Ab jetzt lebt die Welt ökologisch auf Pump
29. Juli 2019Das Global Footprint Network errechnet den Erdüberlastungstag, auch Welterschöpfungstag, jedes Jahr. Nach seinen Angaben rückt dieser Tag immer weiter vor. 1971, im ersten Jahr des globalen Überkonsums, fiel er noch auf den 21. Dezember. Im vergangenen Jahr hatte er am 1. August gelegen. In diesem Jahr ist er erstmals in den Juli vorgerückt, und zwar auf den 29. Juli.
Der Erdüberlastungstag bedeutet, dass die Menschheit zu diesem Zeitpunkt so viele Ressourcen von der Erde beansprucht hat, wie alle Ökosysteme im gesamten Jahr erneuern können. Die Gesamtheit der Menschen verbraucht also Jahr für Jahr mehr Acker- und Weideland, Fischgründe und Wald, als ihr rechnerisch zur Verfügung steht. Und sie stößt weit mehr CO2-Emissionen aus, als die Wälder und Ozeane der Welt aufnehmen können.
Die international tätige Nachhaltigkeitsorganisation mit Sitz im kalifornischen Oakland erklärte, die Kosten dieses Verbrauchs würden immer stärker sichtbar, etwa durch Abholzung, Bodenerosion, den Verlust von Artenvielfalt oder den Anstieg von CO2 in der Erdatmosphäre.
Große regionale Unterschiede
Der Erdüberlastungstag ist dabei ein globaler Durchschnittswert - von Land zu Land gibt es beim Ressourcenverbrauch gewaltige Unterschiede. Die Umweltschutzorganisation WWF erklärte, im Emirat Katar sei der Überlastungstag bereits nach 42 Tagen erreicht, in Indonesien dagegen erst nach 342 Tagen. Deutschland hatte seine natürlich verfügbaren Ressourcen für 2019 bereits am 3. Mai aufgebraucht.
Rein rechnerisch beansprucht die Weltbevölkerung nach Angaben der Umweltorganisationen mittlerweile 1,75 Erden. Würden alle Menschen leben wie die Deutschen, wären drei Erden notwendig. Hätten alle Menschen den gleichen Ressourcenverbrauch wie US-Bürger, wären ganze fünf Erden nötig.
In Deutschland tragen vor allem die hohen CO2-Emissionen in den Bereichen Strom, Verkehr und industrielle Landwirtschaft sowie der große Flächenbedarf zur Überlastung der Erde bei. Die CO2-Emissionen seien seit 2009 nicht gesunken; das Festhalten an der Kohle verzögere eine Senkung der Emissionen.
Öko-Sünder Verkehr
Als besonders problematisch sehen die Autoren der Studie die Lage im Verkehrssektor: Seit 1990 seien die Emissionen im Straßenverkehr nicht gesunken und im Flugverkehr deutlich gestiegen. Auch der Energieverbrauch pro Kopf sei höher als im EU-Durchschnitt und habe sich in den letzten Jahren nur geringfügig reduziert. "Bei den Wachstumsraten der erneuerbaren Energien besteht in Deutschland noch Verbesserungspotenzial." Auch die versiegelte Fläche in Deutschland wachse, kritisieren die Umweltorganisationen. Von 1992 bis 2017 habe sie um mehr als 22,8 Prozent zugenommen.

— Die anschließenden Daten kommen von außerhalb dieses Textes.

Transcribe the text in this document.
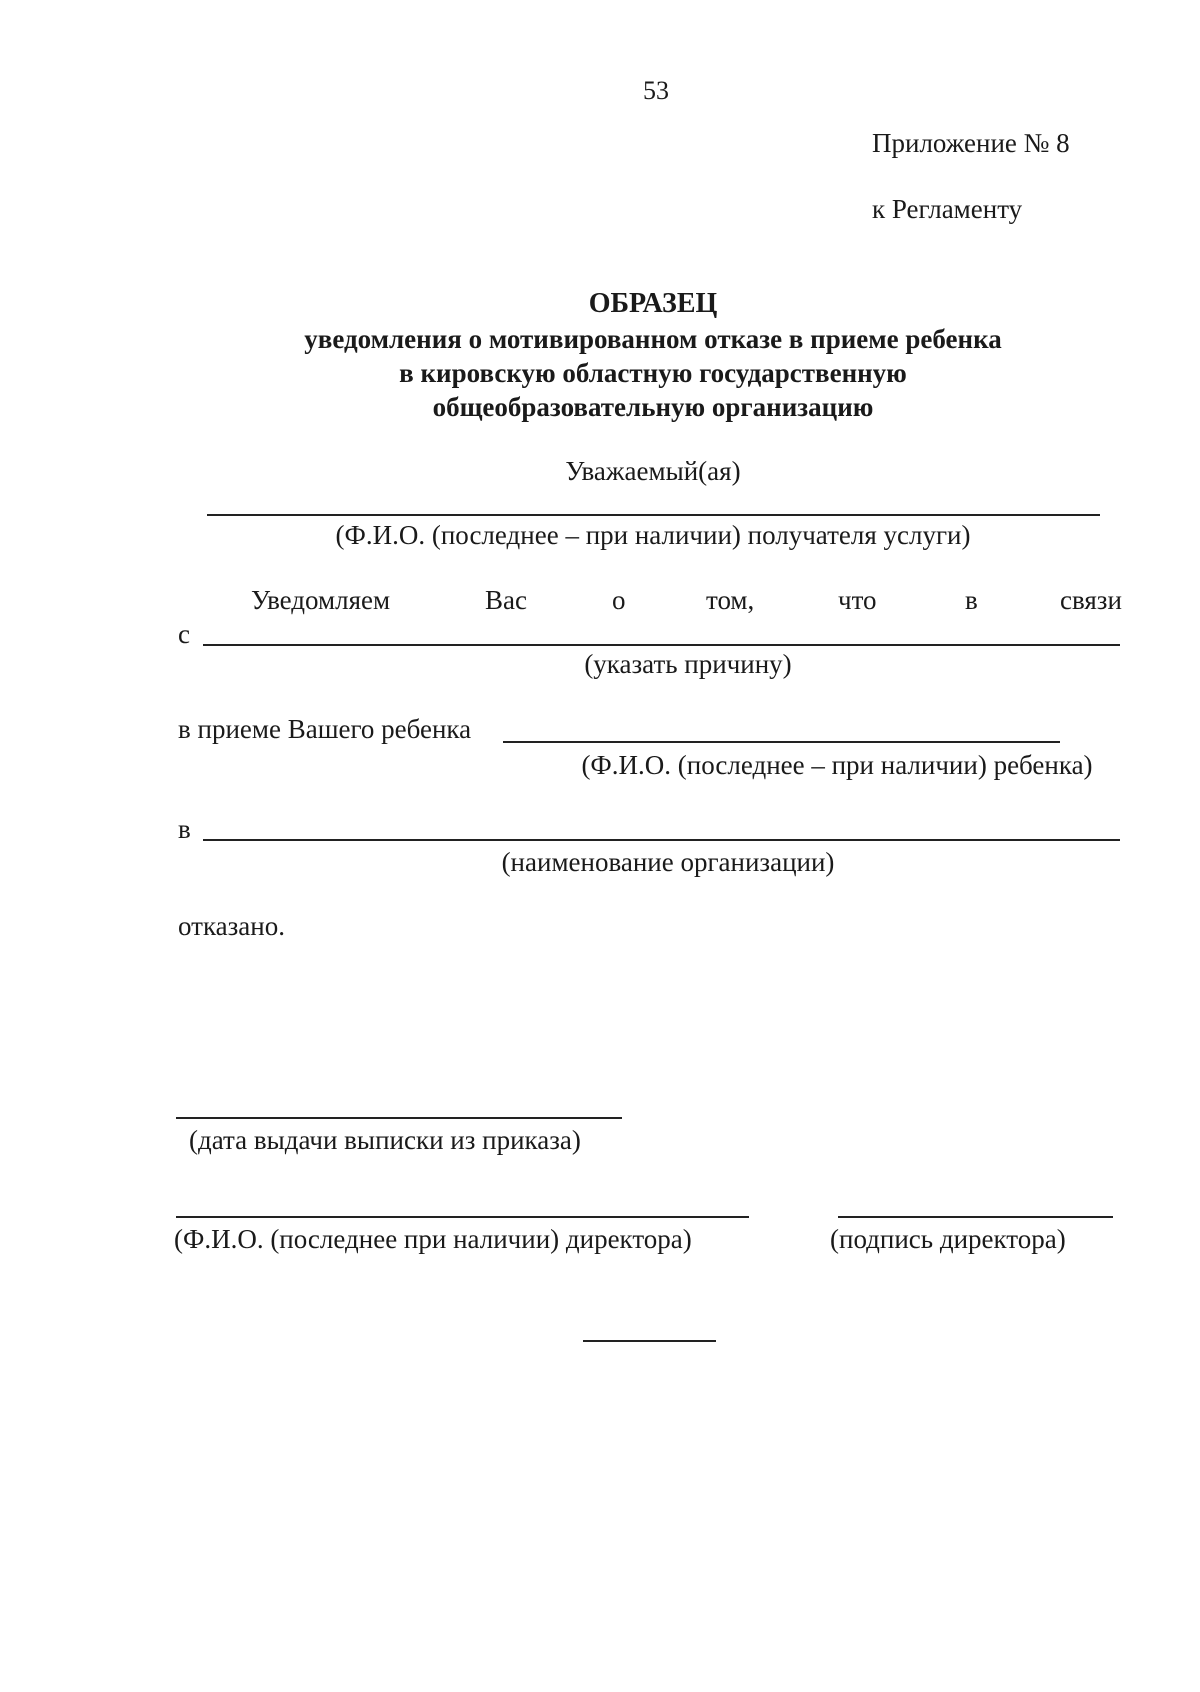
53
Приложение № 8
к Регламенту
ОБРАЗЕЦ
уведомления о мотивированном отказе в приеме ребенка
в кировскую областную государственную
общеобразовательную организацию
Уважаемый(ая)
(Ф.И.О. (последнее – при наличии) получателя услуги)
Уведомляем	Вас	о	том,	что	в	связи
с
(указать причину)
в приеме Вашего ребенка
(Ф.И.О. (последнее – при наличии) ребенка)
в
(наименование организации)
отказано.
(дата выдачи выписки из приказа)
(Ф.И.О. (последнее при наличии) директора)	(подпись директора)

"Weltweit und auch hierzulande werden die gravierenden Folgen der Übernutzung und der Klimakrise immer sichtbarer", erklärten Germanwatch, das Global Footprint Network und weitere Umweltorganisationen. Die Bundesregierung müsse mit einem Klimaschutzgesetz und einem CO2-Preis noch in diesem Jahr gegensteuern sowie wirkungsvolle Anreize zur Ressourcenschonung setzen.
Müller: "Klimaschutz ist Überlebensfrage"
Entwicklungsminister Gerd Müller (CSU) erklärte, der Klimaschutz sei eine Überlebensfrage der Menschheit. Er verlangte mehr Investitionen in den internationalen Klimaschutz. "Vor allem Afrika muss zum grünen Kontinent der erneuerbaren Energien werden." Dafür sei unter anderem ein Technologieförderprogramm für erneuerbare Energien nötig.
Auch das katholische Entwicklungshilfswerk Misereor forderte einen grundlegenden Wandel. Deutschland verbrauche von dem, was der gesamten Erde als Gemeinwohl gehöre, "wesentlich mehr, als uns zusteht", sagte Misereor-Chef Pirmin Spiegel der Katholischen Nachrichten-Agentur (KNA).